I actually think - even in single user mode - with the same number of processes
running and so on - that there's a lot of fluctuation going on. That's why I ran
the tests multiple times. It might also depend on compilation since I compiled
the three kernels myself and just downloaded the binaries for the ubuntu kernel.
The tests clearly show that there's an increase with the number of mappings
which is what I expected.

>
> > I've tested this multiple times and the numbers hold up. All v4.14-rc2 kernels
> > were built on the same machine with the same .config, the same options and a
> > simple call to make -j 11 bindeb-pkg. The 4.12 kernel was simply installed from
> > the Ubuntu archives.
> >
> > The most import part seems to me that my idmap patches don't regress performance
> > for the base-cases. I'd actually only consider 0 and 1 mapping to be the proper
>
> Agreed.

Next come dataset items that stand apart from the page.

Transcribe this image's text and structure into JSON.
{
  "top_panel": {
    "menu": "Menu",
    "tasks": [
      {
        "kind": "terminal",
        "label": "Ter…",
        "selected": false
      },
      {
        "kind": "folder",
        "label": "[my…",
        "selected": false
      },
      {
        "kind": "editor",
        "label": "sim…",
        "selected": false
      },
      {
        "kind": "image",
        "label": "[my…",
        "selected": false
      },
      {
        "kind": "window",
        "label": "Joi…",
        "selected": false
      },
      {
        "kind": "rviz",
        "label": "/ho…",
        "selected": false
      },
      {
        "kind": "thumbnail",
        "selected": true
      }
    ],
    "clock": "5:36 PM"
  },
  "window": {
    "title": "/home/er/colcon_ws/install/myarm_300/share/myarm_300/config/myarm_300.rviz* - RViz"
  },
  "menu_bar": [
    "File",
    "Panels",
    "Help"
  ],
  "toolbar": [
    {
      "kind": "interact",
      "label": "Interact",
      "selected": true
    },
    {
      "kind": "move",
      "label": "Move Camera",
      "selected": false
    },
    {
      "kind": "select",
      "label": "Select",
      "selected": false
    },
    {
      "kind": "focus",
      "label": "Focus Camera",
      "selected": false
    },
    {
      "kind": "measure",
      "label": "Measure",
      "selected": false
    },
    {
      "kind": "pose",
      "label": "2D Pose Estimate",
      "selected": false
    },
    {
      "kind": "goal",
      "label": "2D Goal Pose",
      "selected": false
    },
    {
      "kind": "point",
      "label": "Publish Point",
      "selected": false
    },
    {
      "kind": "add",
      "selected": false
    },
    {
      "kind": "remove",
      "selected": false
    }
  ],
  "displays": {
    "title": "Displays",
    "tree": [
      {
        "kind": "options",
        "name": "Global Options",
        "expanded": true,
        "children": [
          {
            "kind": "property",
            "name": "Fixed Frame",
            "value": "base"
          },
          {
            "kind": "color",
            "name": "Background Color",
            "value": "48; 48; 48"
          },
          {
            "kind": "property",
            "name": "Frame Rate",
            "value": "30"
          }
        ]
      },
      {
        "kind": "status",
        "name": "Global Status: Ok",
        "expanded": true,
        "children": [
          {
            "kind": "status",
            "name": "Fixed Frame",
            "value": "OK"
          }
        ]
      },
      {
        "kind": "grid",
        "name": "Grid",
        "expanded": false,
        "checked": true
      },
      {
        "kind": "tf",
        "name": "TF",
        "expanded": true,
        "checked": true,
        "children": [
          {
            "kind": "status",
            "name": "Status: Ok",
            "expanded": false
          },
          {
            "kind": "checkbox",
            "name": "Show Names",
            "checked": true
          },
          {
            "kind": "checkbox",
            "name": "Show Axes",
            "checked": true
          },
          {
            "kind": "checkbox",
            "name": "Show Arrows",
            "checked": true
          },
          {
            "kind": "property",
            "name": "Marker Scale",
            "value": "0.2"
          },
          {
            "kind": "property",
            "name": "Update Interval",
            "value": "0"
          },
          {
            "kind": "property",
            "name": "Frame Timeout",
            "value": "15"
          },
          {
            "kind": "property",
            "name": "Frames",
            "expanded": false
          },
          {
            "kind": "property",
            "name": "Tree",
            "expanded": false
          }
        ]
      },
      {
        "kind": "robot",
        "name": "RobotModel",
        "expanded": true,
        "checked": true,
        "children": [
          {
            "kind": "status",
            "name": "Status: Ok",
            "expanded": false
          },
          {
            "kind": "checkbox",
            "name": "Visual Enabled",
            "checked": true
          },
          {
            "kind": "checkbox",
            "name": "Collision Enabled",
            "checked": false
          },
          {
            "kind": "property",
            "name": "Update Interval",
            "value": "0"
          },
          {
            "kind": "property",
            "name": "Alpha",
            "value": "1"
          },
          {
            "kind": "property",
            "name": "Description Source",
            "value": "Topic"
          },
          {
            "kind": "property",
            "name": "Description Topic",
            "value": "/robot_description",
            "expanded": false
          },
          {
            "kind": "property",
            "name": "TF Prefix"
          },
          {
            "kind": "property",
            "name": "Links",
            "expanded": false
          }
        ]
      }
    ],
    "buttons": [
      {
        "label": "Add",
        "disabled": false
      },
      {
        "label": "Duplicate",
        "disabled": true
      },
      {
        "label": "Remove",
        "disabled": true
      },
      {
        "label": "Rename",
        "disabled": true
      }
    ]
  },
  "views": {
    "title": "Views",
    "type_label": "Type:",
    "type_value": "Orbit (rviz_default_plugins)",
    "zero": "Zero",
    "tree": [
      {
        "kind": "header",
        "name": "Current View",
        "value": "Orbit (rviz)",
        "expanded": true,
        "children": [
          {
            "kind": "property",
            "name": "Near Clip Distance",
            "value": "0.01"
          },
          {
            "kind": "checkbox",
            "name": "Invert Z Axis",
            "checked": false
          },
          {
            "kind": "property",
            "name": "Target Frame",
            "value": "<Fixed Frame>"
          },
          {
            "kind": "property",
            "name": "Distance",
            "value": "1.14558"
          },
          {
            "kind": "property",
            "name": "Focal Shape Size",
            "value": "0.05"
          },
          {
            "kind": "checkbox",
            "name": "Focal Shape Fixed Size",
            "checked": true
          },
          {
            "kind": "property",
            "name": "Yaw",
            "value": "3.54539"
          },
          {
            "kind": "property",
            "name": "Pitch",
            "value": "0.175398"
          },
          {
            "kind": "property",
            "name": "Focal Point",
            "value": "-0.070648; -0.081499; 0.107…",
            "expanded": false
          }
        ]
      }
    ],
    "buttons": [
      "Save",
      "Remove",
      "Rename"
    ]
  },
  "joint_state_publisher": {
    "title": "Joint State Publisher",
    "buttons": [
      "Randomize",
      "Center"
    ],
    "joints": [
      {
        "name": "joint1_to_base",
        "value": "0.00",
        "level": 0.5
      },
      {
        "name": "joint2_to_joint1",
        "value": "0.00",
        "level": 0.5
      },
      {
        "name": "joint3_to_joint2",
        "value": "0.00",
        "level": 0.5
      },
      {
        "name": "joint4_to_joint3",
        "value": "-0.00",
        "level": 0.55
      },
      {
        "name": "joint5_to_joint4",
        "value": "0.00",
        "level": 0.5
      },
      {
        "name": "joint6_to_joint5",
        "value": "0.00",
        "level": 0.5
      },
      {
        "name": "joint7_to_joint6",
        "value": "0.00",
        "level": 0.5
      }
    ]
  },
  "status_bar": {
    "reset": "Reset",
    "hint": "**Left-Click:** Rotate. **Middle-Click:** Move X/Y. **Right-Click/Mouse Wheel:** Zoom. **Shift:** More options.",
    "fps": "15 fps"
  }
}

Now personally I probably would have kept 4 direct pointers then make
> the 5+ case hurt more, but I'm not saying that's the right thing.

Yeah, I thought about that as well but my goal was to basically ramp up the
number of mappings into the hundreds to settle this "once and for all". I
actually don't expect us to go any higher than this. Tbh, users that have a
requirement to have many mappings should be prepared to take the performance
hit. Also, I think that the direct pointers won't necessarily give you more
speed since - I'd guess - that the slowdown simply comes from the number of
iterations through the map you have to do and not necessarily from cache misses.
But I might be thinking nonsense here. Thanks!

>
> (haven't looked at the patch itself yet)
>
> thanks,
> -serge